Elsewhere in the country, this week we sadly lost Colin Powell. He was the first Black U.S. Secretary of State, the youngest-ever chairman of Joint Chiefs of Staff, a four-star U.S. Army general with combat duty in Vietnam and a national security advisor, and for decades, his leadership has had a profound impact on our nation’s foreign policy.
He was 84 years old when he died.
I had a chance to meet Colin Powell in 1999 when he was delivering a keynote at a conference I was attending. My impression of him from that meeting was that he was both humble and down to earth.
Here are a few lessons we can learn from Colin Powell:
Always be optimistic. He once said, “I have always tried to keep my confidence and optimism up, no matter how difficult the situation.”
Remain humble and encourage your team to maintain your humility. Powell was famously known for asking his commanders to argue against his viewpoints, so he could weigh all his options. He said, “Disagree with me, do it with feeling, try to convince me you are right, and I am about to go down the wrong path … You owe that to me; that’s why you are here.”
Praise your team. Powell believed team members require recognition and a sense of worth “as much as they need food and water.” In other words, celebrating the big and small wins is key to the health and happiness of your team.
Be a problem solver. Powell wrote: “Leadership is solving problems … The day soldiers stop bringing you their problems is the day you have stopped leading them.” Another lesson from this sentiment is that an empathetic and caring leader who not only solves problems but also listens to them when they arise will always inspire the team more powerfully than one who simply solves the issue at hand.
Trust your gut instincts. Powell believed that during challenges, a leader should collect as much information as possible to know as much as possible about the dilemma and then use their instincts to decide. The quality of a leader is in part determined by their ability to take the knowledge they’ve gathered and experience they’ve acquired, couple it with what their instinct tells them to do and do it. He once wrote: “This is when you look deep into your own fears, anxiety, and self-confidence. This is where you earn your pay and position.”
Follow the Thirteen Rules. In the August 13, 1989, edition of Parade Magazine, Powell published his now-famous Thirteen Rules. They are:
- It ain’t as bad as you think. It will look better in the morning.
- Get mad, then get over it.
- Avoid having your ego so close to your position that when your position falls, your ego goes with it.
- It can be done.
- Be careful what you choose: You may get it.

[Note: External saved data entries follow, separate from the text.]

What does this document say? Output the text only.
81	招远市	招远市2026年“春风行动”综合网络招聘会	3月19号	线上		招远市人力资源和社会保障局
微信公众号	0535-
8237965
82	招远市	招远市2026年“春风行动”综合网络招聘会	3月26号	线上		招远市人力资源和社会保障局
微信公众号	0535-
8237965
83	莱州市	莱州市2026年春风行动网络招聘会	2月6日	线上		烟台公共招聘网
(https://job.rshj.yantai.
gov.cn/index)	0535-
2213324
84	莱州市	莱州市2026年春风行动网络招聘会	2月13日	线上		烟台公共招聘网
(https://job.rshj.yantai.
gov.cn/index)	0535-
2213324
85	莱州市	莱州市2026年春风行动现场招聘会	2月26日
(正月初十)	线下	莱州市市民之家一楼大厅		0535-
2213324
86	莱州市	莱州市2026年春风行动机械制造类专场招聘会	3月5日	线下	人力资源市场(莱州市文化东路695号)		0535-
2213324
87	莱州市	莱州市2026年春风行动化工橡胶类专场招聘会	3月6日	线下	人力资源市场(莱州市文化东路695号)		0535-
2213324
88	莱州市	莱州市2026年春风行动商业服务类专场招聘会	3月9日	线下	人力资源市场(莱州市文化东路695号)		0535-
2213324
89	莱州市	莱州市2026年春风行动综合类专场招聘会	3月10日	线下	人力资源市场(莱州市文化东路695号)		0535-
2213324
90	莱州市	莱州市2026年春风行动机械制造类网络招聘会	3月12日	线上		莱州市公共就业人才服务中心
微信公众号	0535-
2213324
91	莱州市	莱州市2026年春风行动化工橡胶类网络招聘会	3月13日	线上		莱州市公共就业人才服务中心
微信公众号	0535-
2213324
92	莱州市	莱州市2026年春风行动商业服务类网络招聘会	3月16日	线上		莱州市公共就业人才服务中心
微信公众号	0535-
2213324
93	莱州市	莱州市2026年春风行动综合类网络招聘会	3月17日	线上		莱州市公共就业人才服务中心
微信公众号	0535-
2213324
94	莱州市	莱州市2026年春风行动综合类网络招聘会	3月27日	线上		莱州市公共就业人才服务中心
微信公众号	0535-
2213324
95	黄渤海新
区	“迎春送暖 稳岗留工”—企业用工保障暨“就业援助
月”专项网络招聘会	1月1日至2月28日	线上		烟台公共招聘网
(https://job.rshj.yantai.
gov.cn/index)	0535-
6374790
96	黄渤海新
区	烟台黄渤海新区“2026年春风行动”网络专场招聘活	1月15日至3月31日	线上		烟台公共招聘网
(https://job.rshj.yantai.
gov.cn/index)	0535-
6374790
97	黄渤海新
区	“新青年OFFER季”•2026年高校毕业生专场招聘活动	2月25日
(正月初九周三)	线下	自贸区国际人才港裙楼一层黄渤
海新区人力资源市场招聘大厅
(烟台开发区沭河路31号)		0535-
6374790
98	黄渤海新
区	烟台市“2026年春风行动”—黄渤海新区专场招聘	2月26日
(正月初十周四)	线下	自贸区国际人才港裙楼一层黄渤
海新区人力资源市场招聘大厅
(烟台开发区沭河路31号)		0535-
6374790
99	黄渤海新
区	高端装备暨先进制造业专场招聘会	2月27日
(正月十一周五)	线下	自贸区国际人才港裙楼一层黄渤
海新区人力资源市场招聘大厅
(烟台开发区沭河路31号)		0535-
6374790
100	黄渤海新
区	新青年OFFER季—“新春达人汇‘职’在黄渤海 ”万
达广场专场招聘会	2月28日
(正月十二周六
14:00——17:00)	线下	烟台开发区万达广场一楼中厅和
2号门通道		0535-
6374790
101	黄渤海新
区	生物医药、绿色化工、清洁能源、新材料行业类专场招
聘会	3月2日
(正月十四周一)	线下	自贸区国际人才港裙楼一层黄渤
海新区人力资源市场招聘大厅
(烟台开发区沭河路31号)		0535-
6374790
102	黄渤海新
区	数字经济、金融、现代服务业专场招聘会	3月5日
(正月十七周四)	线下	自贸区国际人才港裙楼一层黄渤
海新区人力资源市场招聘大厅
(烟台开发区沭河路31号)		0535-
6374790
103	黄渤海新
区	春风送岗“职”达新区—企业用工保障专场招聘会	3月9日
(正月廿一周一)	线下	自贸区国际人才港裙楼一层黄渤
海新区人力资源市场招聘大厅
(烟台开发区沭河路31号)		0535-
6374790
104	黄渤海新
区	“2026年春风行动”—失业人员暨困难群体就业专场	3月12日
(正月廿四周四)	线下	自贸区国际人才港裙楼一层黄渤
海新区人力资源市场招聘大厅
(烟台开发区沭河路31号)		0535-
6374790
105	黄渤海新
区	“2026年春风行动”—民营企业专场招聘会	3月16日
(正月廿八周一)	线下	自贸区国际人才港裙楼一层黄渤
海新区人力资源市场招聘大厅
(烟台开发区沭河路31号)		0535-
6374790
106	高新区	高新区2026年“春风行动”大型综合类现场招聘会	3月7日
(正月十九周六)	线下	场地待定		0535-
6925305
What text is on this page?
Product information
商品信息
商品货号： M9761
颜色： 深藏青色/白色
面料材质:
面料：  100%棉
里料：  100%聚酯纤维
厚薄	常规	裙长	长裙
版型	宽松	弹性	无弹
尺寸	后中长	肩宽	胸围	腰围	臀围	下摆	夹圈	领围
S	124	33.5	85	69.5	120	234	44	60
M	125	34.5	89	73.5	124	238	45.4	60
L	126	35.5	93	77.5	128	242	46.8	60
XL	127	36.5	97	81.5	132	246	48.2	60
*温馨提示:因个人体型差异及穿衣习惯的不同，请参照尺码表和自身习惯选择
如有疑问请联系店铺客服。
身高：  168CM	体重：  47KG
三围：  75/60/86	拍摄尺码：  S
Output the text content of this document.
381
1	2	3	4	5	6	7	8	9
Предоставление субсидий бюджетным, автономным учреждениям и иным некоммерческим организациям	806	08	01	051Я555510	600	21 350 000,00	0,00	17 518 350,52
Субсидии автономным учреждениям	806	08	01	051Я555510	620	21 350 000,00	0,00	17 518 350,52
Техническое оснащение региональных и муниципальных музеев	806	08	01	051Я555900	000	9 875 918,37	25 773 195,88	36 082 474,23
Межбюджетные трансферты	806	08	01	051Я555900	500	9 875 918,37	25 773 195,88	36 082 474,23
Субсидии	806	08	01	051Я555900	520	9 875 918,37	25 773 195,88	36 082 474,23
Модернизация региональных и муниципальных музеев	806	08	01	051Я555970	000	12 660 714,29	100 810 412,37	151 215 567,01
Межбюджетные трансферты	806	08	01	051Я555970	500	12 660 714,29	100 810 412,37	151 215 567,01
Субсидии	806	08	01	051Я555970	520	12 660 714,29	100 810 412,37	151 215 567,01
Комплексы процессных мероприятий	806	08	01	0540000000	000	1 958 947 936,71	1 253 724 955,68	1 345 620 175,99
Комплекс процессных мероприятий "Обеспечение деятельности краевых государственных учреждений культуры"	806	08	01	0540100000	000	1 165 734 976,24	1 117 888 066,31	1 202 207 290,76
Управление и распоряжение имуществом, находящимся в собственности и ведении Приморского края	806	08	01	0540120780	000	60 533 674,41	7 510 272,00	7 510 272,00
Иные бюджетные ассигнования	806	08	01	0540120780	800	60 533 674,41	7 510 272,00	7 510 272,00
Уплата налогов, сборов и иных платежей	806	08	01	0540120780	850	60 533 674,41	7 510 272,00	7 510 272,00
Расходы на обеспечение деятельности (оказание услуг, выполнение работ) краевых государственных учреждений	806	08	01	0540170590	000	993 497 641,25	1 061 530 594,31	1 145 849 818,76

- Don’t let adverse facts stand in the way of a good decision.
- You can’t make someone else’s choices. You shouldn’t let someone else make yours.
- Check small things.
- Share credit.
- Remain calm. Be kind.
- Have a vision. Be demanding.
- Don’t take counsel of your fears or naysayers.
- Perpetual optimism is a force multiplier.
So, what’s the message? In Powell’s words: “I have learned from most of the people I’ve met, and I have tried to inspire the people I have led … Life and leadership can’t be about me. They have to be about us.”